PATTERN Cited by 1 source
Kafka broadcast for shared state¶
When every node in a service cluster must converge on a shared, eventually-consistent view of state — and consensus or bespoke gossip would be overkill — publish each node's local updates to a Kafka topic that all cluster nodes consume. Every node thereby receives every other node's updates.
Shape¶
Node A Node B Node C Node D
| | | |
v v v v
+-------- Kafka broadcast topic (all nodes subscribe) --------+
^ ^ ^ ^
| | | |
Node A Node B Node C Node D
(each node consumes from the topic, including its own writes)
Each node:
- Receives some slice of work from upstream load balancing.
- Derives shared state from its slice of the work.
- Publishes deltas (or complete state fragments) to the broadcast topic.
- Consumes the topic and merges everyone's updates — including its own — into its local in-memory view.
When this is the right choice¶
- Convergence, not consensus. You want eventual consistency (merge the union of statements), not a totally-ordered log.
- Low update rate. Broadcast cost scales with O(updates × nodes).
- Existing Kafka. Reuse the org's Kafka rather than operating a separate gossip mesh / Raft cluster.

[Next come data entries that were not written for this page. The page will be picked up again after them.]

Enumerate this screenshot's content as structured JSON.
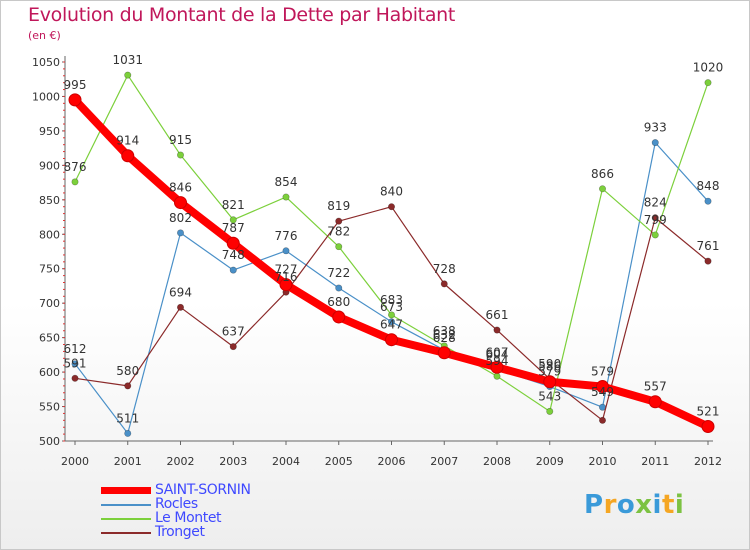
{
  "title": "Evolution du Montant de la Dette par Habitant",
  "subtitle": "(en €)",
  "logo": {
    "text": "Proxiti",
    "colors": [
      "#3a9ad9",
      "#f5a623",
      "#3a9ad9",
      "#7cc242",
      "#3a9ad9",
      "#f5a623",
      "#7cc242"
    ]
  },
  "chart_data": {
    "type": "line",
    "x": [
      "2000",
      "2001",
      "2002",
      "2003",
      "2004",
      "2005",
      "2006",
      "2007",
      "2008",
      "2009",
      "2010",
      "2011",
      "2012"
    ],
    "ylim": [
      500,
      1050
    ],
    "yticks": [
      "500",
      "550",
      "600",
      "650",
      "700",
      "750",
      "800",
      "850",
      "900",
      "950",
      "1000",
      "1050"
    ],
    "grid": false,
    "legend_position": "bottom-left",
    "series": [
      {
        "name": "SAINT-SORNIN",
        "color": "#ff0000",
        "values": [
          995,
          914,
          846,
          787,
          727,
          680,
          647,
          628,
          607,
          586,
          579,
          557,
          521
        ]
      },
      {
        "name": "Rocles",
        "color": "#4a90c8",
        "values": [
          612,
          511,
          802,
          748,
          776,
          722,
          673,
          632,
          604,
          579,
          549,
          933,
          848
        ]
      },
      {
        "name": "Le Montet",
        "color": "#7cd03b",
        "values": [
          876,
          1031,
          915,
          821,
          854,
          782,
          683,
          638,
          594,
          543,
          866,
          799,
          1020
        ]
      },
      {
        "name": "Tronget",
        "color": "#8b2a2a",
        "values": [
          591,
          580,
          694,
          637,
          716,
          819,
          840,
          728,
          661,
          590,
          530,
          824,
          761
        ]
      }
    ],
    "point_labels": {
      "SAINT-SORNIN": [
        "995",
        "914",
        "846",
        "787",
        "727",
        "680",
        "647",
        "628",
        "607",
        "586",
        "579",
        "557",
        "521"
      ],
      "Rocles": [
        "612",
        "511",
        "802",
        "748",
        "776",
        "722",
        "673",
        "632",
        "604",
        "579",
        "549",
        "933",
        "848"
      ],
      "Le Montet": [
        "876",
        "1031",
        "915",
        "821",
        "854",
        "782",
        "683",
        "638",
        "594",
        "543",
        "866",
        "799",
        "1020"
      ],
      "Tronget": [
        "591",
        "580",
        "694",
        "637",
        "716",
        "819",
        "840",
        "728",
        "661",
        "590",
        "",
        "824",
        "761"
      ]
    }
  }
}
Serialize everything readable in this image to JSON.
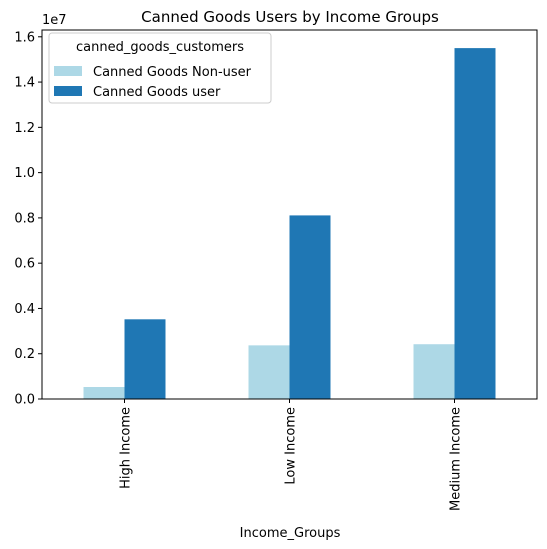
{
  "chart_data": {
    "type": "bar",
    "title": "Canned Goods Users by Income Groups",
    "xlabel": "Income_Groups",
    "ylabel": "",
    "y_offset_label": "1e7",
    "categories": [
      "High Income",
      "Low Income",
      "Medium Income"
    ],
    "series": [
      {
        "name": "Canned Goods Non-user",
        "values": [
          530000,
          2370000,
          2420000
        ],
        "color": "#add8e6"
      },
      {
        "name": "Canned Goods user",
        "values": [
          3520000,
          8110000,
          15500000
        ],
        "color": "#1f77b4"
      }
    ],
    "ylim": [
      0,
      16300000
    ],
    "yticks": [
      0,
      2000000,
      4000000,
      6000000,
      8000000,
      10000000,
      12000000,
      14000000,
      16000000
    ],
    "ytick_labels": [
      "0.0",
      "0.2",
      "0.4",
      "0.6",
      "0.8",
      "1.0",
      "1.2",
      "1.4",
      "1.6"
    ],
    "grid": false,
    "legend": {
      "title": "canned_goods_customers",
      "placement": "top-left"
    }
  }
}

- State is idempotently mergeable. Each update is a self-contained statement that's safe to apply multiple times or out of order (e.g. a heartbeat time range).
When it's the wrong choice¶
- High update rate or large per-node state. Broadcast becomes a bandwidth tax.
- Strict consistency needed. Kafka is at-least-once; nodes may see different state briefly. Consensus is required when atomic transitions matter.
- No shared Kafka infrastructure. The "simple" framing depends on operational Kafka already being cheap.
Canonical instance¶
systems/netflix-flowcollector — each of 30 c7i.2xlarge nodes
sees some subset of the ~5M flows/sec and publishes learned
(ip, workload_id, t_start, t_end) time ranges to a broadcast
Kafka topic. Every node subscribes and merges peer time ranges
into its local per-IP ownership map. Verbatim acknowledgement from
the post: "Although more efficient broadcasting implementations
exist, the Kafka-based approach is simple and has worked well for
us."
Trade-offs explicitly chosen¶
- Bandwidth over latency. Every broadcast node sees every other node's write; cheaper than replicated consensus but O(N²) on cluster size.
- Simplicity over optimality. "We implemented a broadcasting mechanism using Kafka, where each node publishes learned time ranges to all other nodes." Netflix explicitly names the tradeoff.
- Kafka's ordering guarantees (per-partition) are sufficient when merges are order-independent.
Alternatives¶
- Custom gossip (SWIM, Corrosion, etc.). Purpose-built, lower overhead, but an operational burden.
- Raft / Paxos log. Over-strong for convergent state.
- Shared write-through cache (Redis, etc.). Only works for centralised state; introduces single-point dependency.
Seen in¶
- sources/2025-04-08-netflix-how-netflix-accurately-attributes-ebpf-flow-logs — canonical wiki instance.